Quand le vénérable Moïse, élevé dans la douleur, tourna son visage vers Madian, dans le chagrin et la douleur, il arracha le manteau de son cœur angoissé dans un travail corporel. Pendant dix ans, il servit Shu’aib, jusqu’à ce que la porte [p. 25] de l’invisible soit ouverte à son âme. Sa main devint aussi brillante que son œil perçant; il devint la couronne sur la tête des hommes du Sinaï.

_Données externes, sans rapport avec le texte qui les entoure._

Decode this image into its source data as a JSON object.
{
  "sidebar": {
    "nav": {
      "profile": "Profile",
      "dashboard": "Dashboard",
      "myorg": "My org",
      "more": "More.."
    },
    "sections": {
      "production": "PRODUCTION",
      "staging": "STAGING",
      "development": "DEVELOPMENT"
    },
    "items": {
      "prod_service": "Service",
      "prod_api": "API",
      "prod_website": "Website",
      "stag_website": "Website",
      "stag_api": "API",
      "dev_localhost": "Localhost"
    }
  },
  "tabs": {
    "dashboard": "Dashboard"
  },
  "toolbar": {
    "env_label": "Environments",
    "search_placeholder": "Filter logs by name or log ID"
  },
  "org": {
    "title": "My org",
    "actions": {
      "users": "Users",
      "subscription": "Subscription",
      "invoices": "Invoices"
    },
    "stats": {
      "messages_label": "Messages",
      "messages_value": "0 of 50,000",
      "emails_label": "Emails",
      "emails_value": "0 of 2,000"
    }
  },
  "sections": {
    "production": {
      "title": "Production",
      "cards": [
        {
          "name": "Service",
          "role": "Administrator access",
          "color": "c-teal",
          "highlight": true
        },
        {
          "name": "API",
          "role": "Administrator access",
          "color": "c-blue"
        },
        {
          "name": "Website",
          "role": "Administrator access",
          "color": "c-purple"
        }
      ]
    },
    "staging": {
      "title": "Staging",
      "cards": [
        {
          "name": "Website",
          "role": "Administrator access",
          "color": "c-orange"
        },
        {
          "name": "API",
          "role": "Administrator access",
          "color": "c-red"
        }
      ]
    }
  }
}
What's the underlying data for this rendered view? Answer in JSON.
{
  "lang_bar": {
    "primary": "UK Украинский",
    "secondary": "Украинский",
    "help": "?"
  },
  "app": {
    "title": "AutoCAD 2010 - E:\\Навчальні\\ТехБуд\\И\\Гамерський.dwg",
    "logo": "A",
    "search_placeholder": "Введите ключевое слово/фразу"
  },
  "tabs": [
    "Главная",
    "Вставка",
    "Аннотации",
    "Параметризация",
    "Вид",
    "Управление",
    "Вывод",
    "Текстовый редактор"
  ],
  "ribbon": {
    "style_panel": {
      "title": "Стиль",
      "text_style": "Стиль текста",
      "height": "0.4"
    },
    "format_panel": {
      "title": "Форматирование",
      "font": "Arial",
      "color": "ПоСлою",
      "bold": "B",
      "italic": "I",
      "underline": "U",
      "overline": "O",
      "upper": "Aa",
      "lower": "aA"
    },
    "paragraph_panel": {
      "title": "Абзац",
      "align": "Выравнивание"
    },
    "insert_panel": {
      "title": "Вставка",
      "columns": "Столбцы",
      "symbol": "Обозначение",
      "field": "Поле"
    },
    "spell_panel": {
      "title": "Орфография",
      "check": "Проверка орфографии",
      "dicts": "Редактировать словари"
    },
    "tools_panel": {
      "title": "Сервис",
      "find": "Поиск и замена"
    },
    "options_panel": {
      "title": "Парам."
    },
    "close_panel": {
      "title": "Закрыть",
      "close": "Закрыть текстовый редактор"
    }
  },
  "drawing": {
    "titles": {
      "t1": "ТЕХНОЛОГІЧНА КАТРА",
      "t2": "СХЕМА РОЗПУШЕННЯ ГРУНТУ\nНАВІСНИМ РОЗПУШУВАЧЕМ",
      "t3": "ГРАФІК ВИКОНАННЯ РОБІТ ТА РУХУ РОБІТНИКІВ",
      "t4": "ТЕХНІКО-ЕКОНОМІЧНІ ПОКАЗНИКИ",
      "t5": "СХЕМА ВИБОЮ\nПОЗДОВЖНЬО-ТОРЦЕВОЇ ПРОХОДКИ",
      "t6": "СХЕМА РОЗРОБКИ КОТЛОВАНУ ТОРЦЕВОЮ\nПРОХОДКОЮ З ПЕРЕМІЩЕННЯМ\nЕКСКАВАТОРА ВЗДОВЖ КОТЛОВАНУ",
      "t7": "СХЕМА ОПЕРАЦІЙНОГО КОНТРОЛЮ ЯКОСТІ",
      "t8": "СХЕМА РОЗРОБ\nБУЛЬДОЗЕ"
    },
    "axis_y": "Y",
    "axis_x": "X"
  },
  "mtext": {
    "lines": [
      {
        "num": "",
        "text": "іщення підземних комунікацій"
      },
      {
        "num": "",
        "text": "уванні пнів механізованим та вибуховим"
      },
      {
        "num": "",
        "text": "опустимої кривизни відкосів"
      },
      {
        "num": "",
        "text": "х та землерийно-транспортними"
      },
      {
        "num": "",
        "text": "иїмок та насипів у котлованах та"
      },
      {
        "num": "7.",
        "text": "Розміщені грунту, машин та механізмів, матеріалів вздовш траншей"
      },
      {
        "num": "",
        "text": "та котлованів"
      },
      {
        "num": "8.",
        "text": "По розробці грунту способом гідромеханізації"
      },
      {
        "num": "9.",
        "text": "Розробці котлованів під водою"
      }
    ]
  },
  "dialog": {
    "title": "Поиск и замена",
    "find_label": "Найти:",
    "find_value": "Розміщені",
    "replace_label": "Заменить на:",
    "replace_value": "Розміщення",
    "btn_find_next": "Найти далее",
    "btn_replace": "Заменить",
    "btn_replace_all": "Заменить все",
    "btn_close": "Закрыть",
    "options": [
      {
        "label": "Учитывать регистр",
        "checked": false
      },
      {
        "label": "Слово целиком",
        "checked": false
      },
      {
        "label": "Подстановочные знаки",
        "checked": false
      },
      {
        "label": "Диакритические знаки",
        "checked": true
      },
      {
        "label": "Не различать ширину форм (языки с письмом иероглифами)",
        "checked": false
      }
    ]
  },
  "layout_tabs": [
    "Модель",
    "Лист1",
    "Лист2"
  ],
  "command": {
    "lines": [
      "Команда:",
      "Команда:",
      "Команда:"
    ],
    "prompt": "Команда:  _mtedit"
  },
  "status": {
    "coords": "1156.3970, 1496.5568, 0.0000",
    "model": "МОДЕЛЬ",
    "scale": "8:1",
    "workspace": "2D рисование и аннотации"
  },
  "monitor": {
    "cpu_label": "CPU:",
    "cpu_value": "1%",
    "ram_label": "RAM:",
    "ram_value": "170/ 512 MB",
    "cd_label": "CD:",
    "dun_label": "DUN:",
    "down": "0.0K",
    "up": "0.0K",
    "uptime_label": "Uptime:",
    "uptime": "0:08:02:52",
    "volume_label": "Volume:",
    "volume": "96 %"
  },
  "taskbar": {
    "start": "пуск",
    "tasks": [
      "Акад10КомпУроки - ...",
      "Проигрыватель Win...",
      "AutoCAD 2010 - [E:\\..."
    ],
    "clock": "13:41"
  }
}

Quand l’Esprit, puisant son souffle dans l’océan spirituel, eut reçu la grâce du Seigneur, il envoya son manteau au purificateur des cœurs au premier stade de son voyage. Il donna de la lumière à son âme, il lui donna la royauté, même dans l’enfance. Par la puissance éternelle, par l’encouragement en secret et la grâce rendue manifeste, il perdit le moi ; le corps lépreux redevint sombre à travers lui comme l’ombre sur la terre, l’œil aveugle devint brillant comme les marches du trône. Celui qui comme lui ne recherche ni le nom ni la réputation, peut produire dix sortes (de nourriture) d’un seul pot. Une pierre avec lui devint parfumée comme le musc ; les morts ressuscitèrent à l’action vivante et parlèrent. Par sa grâce, la vie jaillit dans la terre morte du cœur ; par sa puissance, il anima le cœur de la boue.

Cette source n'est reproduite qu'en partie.